When I took the bar the first time, the only thing that got me through was knowing I’d have at least a month off between the exam and starting my job as a communications specialist. I planned to travel on an extended road trip with my best friend and really relax. In fact, just before the afternoon session on the second day of the exam, I jumped at the opportunity to head to New Hampshire for a weekend of boating and relaxing with said friend. It really helped the tension of the afternoon slip by and remind me that this was just an exam. It did not decide my worth, it was simply a test.
1. Plan a Vacation
I’ve talked to many students about this. The best time to go on vacation and celebrate the bar and graduation is, of course, right after the bar exam. Plan a trip. Go on an adventure, sit on a beach, read a non law related book, and enjoy being still. Most importantly, let the exam go. It is out of your hands, and the cards will fall as they may. Think positive but move forward. Don’t let fear and anxiety over your score cripple you.

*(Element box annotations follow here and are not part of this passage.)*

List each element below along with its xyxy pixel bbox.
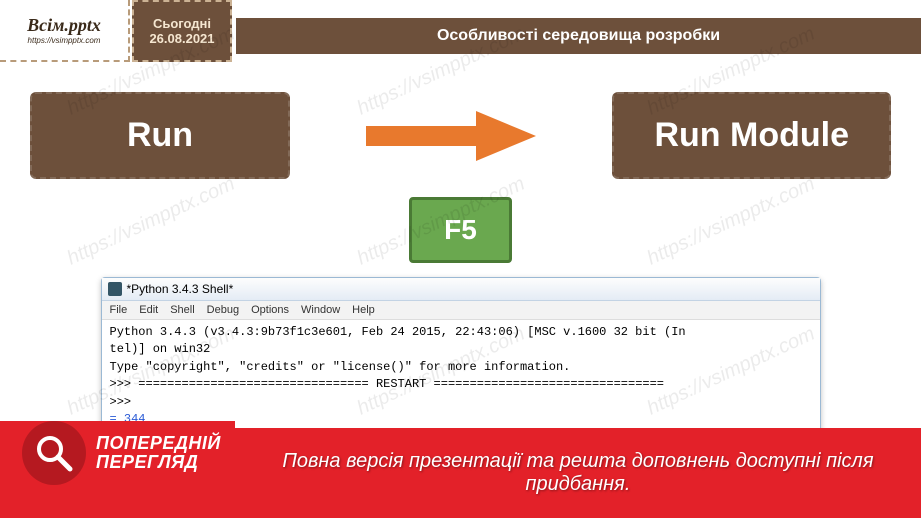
- shell-line: Type "copyright", "credits" or "license(…: [110, 359, 812, 376]
- preview-l2: ПЕРЕГЛЯД: [96, 453, 221, 472]
- logo-url: https://vsimpptx.com: [28, 36, 101, 45]
- shell-line: Python 3.4.3 (v3.4.3:9b73f1c3e601, Feb 2…: [110, 324, 812, 341]
- date-badge: Сьогодні 26.08.2021: [132, 0, 232, 62]
- preview-label: ПОПЕРЕДНІЙ ПЕРЕГЛЯД: [96, 434, 221, 472]
- shell-line: >>>: [110, 394, 812, 411]
- menu-debug[interactable]: Debug: [207, 304, 239, 316]
- shell-menu: File Edit Shell Debug Options Window Hel…: [102, 301, 820, 320]
- shell-title: *Python 3.4.3 Shell*: [127, 282, 234, 296]
- menu-shell[interactable]: Shell: [170, 304, 194, 316]
- shell-line: tel)] on win32: [110, 341, 812, 358]
- menu-edit[interactable]: Edit: [139, 304, 158, 316]
- logo-area: Всім.pptx https://vsimpptx.com: [0, 0, 130, 62]
- slide-title: Особливості середовища розробки: [236, 18, 921, 54]
- preview-l1: ПОПЕРЕДНІЙ: [96, 434, 221, 453]
- python-icon: [108, 282, 122, 296]
- overlay-message: Повна версія презентації та решта доповн…: [235, 450, 921, 496]
- menu-help[interactable]: Help: [352, 304, 375, 316]
- menu-window[interactable]: Window: [301, 304, 340, 316]
- f5-row: F5: [30, 197, 891, 263]
- preview-overlay: ПОПЕРЕДНІЙ ПЕРЕГЛЯД Повна версія презент…: [0, 428, 921, 518]
- magnifier-icon: [22, 421, 86, 485]
- main-content: Run Run Module F5 *Python 3.4.3 Shell* F…: [0, 62, 921, 478]
- date-value: 26.08.2021: [149, 31, 214, 46]
- f5-button: F5: [409, 197, 512, 263]
- preview-badge: ПОПЕРЕДНІЙ ПЕРЕГЛЯД: [0, 421, 235, 485]
- run-module-button: Run Module: [612, 92, 891, 179]
- shell-restart: >>> ================================ RES…: [110, 376, 812, 393]
- header: Всім.pptx https://vsimpptx.com Сьогодні …: [0, 0, 921, 62]
- menu-options[interactable]: Options: [251, 304, 289, 316]
- logo-title: Всім.pptx: [27, 15, 101, 36]
- run-row: Run Run Module: [30, 92, 891, 179]
- date-label: Сьогодні: [153, 16, 211, 31]
- menu-file[interactable]: File: [110, 304, 128, 316]
- run-button: Run: [30, 92, 290, 179]
- shell-titlebar: *Python 3.4.3 Shell*: [102, 278, 820, 301]
- arrow-icon: [361, 106, 541, 166]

During the time between bar and job, I wholeheartedly agreed to let the exam go. I held on to the hope that I had passed, but I no longer allowed the result to take hold of my day to day life. This acceptance helped ease my mind, calm my anxiety, and let me catch up on some much-needed sleep and rest.
2. Visit your Family and Friends
My family and friends were a huge support during my bar experience (even bigger the second time), and it was important to me to remind them just how much they’d helped me. I made a point to call or visit and check in on their lives – be present and talk about something besides my anxiety. Visiting family and friends also has another added benefit – hugs. Hugging someone, for long enough, especially if they squeeze you, helps produce oxytocin in the brain – a drug that can help ease adrenal fatigue, fight anxiety, and improve mood.
A week into my second bar prep, I started begging for someone to buy me a weighted blanket because it has the same effect as a long hug. Instead, my mom started hugging me morning and night, and it really helped with my stress levels. I think being around family and friends, people who knew you before the bar, before law school, can really dampen your inner critic and help bloom your self-confidence.
3. Sleep and Exercise
Just like during the bar, sleep and exercise are just as important after the bar. Focus on getting extra sleep. Go to bed earlier, and if you can, sleep in later. Do so in a cool, dark room, and you’ll notice your cortisol levels drop, greatly impacting your reaction to stress. Further, keep moving. Gentle walks, easy yoga, and light weightlifting can make a world of difference in your ability to bounce back after such a stressful season in your life. They do so without causing more stress. (Exercise is stressful on the body – mostly in a good way, but sometimes it can be detrimental to the health of a body already at maximum stress. Staying consistent with gentle workouts does way more good.)
After my second attempt at the bar, I was able to drive back from New York to Boston and visit with my family and friends, sleep, start back at running, and have a little vacation. It was exactly what I needed after going through a stressful event. If you don’t have time to take a vacation, take the days in between your exam and position starting to just be still. When all is said and done, the bar exam is just an experience. One we all have to go through in order to be a lawyer, but one that is more than stressful for most of us. By focusing on life after the bar, and trying to stay in the moment, we can alleviate much of that stress and start getting back to our normal selves.